I say, “No. Come on.”
Alyna says, “Well, what am I supposed to think?”
I say, “I don’t know,” and I realize that I don’t even really know the answer to her question. I haven’t thought of the possibility of dating Holly, of trying to have something more with her than fucking and flirting at the office, until this moment, until my wife brought it up. For a fleeting second, I can see us together. It doesn’t seem that strange to me. But then I imagine getting to see Andy and Jane only every other weekend, and being the dad who was never around for them. I say, “I guess you’re supposed to think that I fucked up.”
Alyna says, “No shit.”
I say, “And that I’m an asshole.”
Alyna says, “No shit.”
I say, “And that I’m still the father of our children and that I still love them and you very much. I just made a mistake.”

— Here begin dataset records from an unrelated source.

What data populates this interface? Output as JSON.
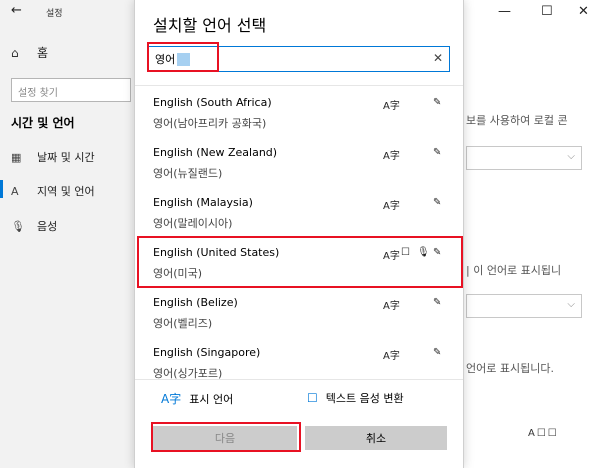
{
  "background": {
    "app_title": "설정",
    "back_glyph": "←",
    "home_label": "홈",
    "search_placeholder": "설정 찾기",
    "section_title": "시간 및 언어",
    "nav": [
      {
        "label": "날짜 및 시간",
        "icon": "calendar-icon"
      },
      {
        "label": "지역 및 언어",
        "icon": "region-icon"
      },
      {
        "label": "음성",
        "icon": "microphone-icon"
      }
    ],
    "window_controls": {
      "minimize": "—",
      "maximize": "☐",
      "close": "✕"
    },
    "snippets": {
      "line1": "보를 사용하여 로컬 콘",
      "line2": "| 이 언어로 표시됩니",
      "line3": "언어로 표시됩니다."
    },
    "chevron": "⌵",
    "bottom_icons": "A☐☐"
  },
  "dialog": {
    "title": "설치할 언어 선택",
    "search_value": "영어",
    "clear_glyph": "✕",
    "languages": [
      {
        "name": "English (South Africa)",
        "native": "영어(남아프리카 공화국)",
        "features": [
          "A字",
          "✎"
        ]
      },
      {
        "name": "English (New Zealand)",
        "native": "영어(뉴질랜드)",
        "features": [
          "A字",
          "✎"
        ]
      },
      {
        "name": "English (Malaysia)",
        "native": "영어(말레이시아)",
        "features": [
          "A字",
          "✎"
        ]
      },
      {
        "name": "English (United States)",
        "native": "영어(미국)",
        "features": [
          "A字",
          "☐",
          "🎙",
          "✎"
        ]
      },
      {
        "name": "English (Belize)",
        "native": "영어(벨리즈)",
        "features": [
          "A字",
          "✎"
        ]
      },
      {
        "name": "English (Singapore)",
        "native": "영어(싱가포르)",
        "features": [
          "A字",
          "✎"
        ]
      }
    ],
    "legend": {
      "display_language": "표시 언어",
      "text_to_speech": "텍스트 음성 변환"
    },
    "buttons": {
      "next": "다음",
      "cancel": "취소"
    }
  },
  "colors": {
    "accent": "#0078d7",
    "highlight_box": "#e81123",
    "button_bg": "#cccccc"
  }
}
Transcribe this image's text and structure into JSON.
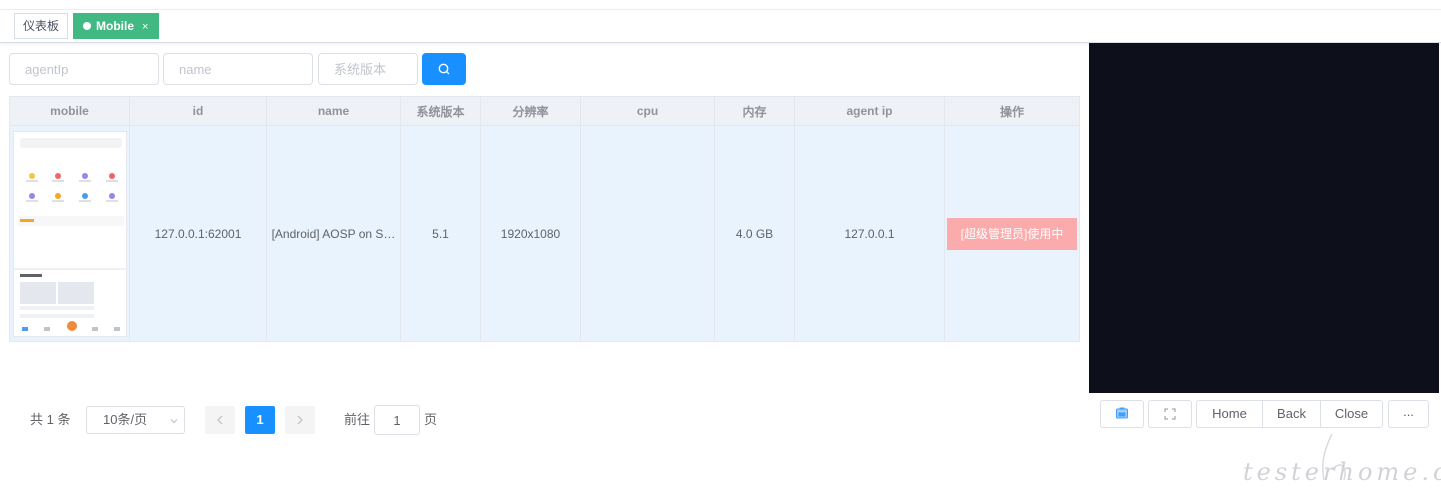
{
  "tags": [
    {
      "label": "仪表板"
    },
    {
      "label": "Mobile",
      "close": "×"
    }
  ],
  "filters": {
    "agentip_placeholder": "agentIp",
    "name_placeholder": "name",
    "version_placeholder": "系统版本"
  },
  "table": {
    "columns": [
      "mobile",
      "id",
      "name",
      "系统版本",
      "分辨率",
      "cpu",
      "内存",
      "agent ip",
      "操作"
    ],
    "rows": [
      {
        "id": "127.0.0.1:62001",
        "name": "[Android] AOSP on S…",
        "version": "5.1",
        "resolution": "1920x1080",
        "cpu": "",
        "memory": "4.0 GB",
        "agent_ip": "127.0.0.1",
        "action": "[超级管理员]使用中"
      }
    ]
  },
  "pagination": {
    "total": "共 1 条",
    "page_size": "10条/页",
    "current": "1",
    "goto_label": "前往",
    "goto_value": "1",
    "page_suffix": "页"
  },
  "device_controls": {
    "home": "Home",
    "back": "Back",
    "close": "Close",
    "more": "..."
  },
  "watermark": "testerhome.com",
  "colors": {
    "primary": "#1890ff",
    "tag_active": "#42b983",
    "owner_button": "#fbabab",
    "row_highlight": "#e8f3fe",
    "screen_bg": "#0d0f1a"
  }
}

Alyna says, “Is that an apology?”
I say, “Well, yeah.”
Alyna says, “Well, it’s not accepted. You didn’t just make a mistake. You’re having an affair.”
I say, “Come on. It’s not an affair.”
Alyna says, “You’re fucking the same girl multiple times outside of your marriage. That’s the definition of an affair, you stupid fucking asshole.” In this moment I start to wonder why she wanted to do this in a public place. Maybe she thought it would keep her from crying, but I think her unbridled anger is serving that function. She says, “There was a time when I would have done anything for you, when I trusted you beyond anyone I ever thought I could trust. We had something really good.”
I say, “Then why—”
Alyna says, “Shut up. We had something really good. And you fucking ruined it. How can I ever trust you again? If you thought we weren’t having enough sex before this, how did you think this would make it better? Now, when I look at you, all I see are those pictures that girl sent you. How am I supposed to get over that, to move on from that?”
I say, “I don’t know.”
Alyna says, “Neither do I. I really just wanted to see you today to see if I could find anything in myself that’s able to forgive this. And I’m not saying I can’t find it, but I can’t find it right now.”
I say, “I understand.”
Alyna says, “No, you don’t. I’ve thought a lot about this, about us, about what we were like when we were younger, when we first met, how good everything was, and I know things have changed. But they never changed so much for me that I needed to fuck somebody else. I’m here right now for the kids, and anything that happens between us after this is because of them.”
I say, “Okay,” and we sit there in silence for a few seconds.
Alyna eventually says, “Where are you staying?”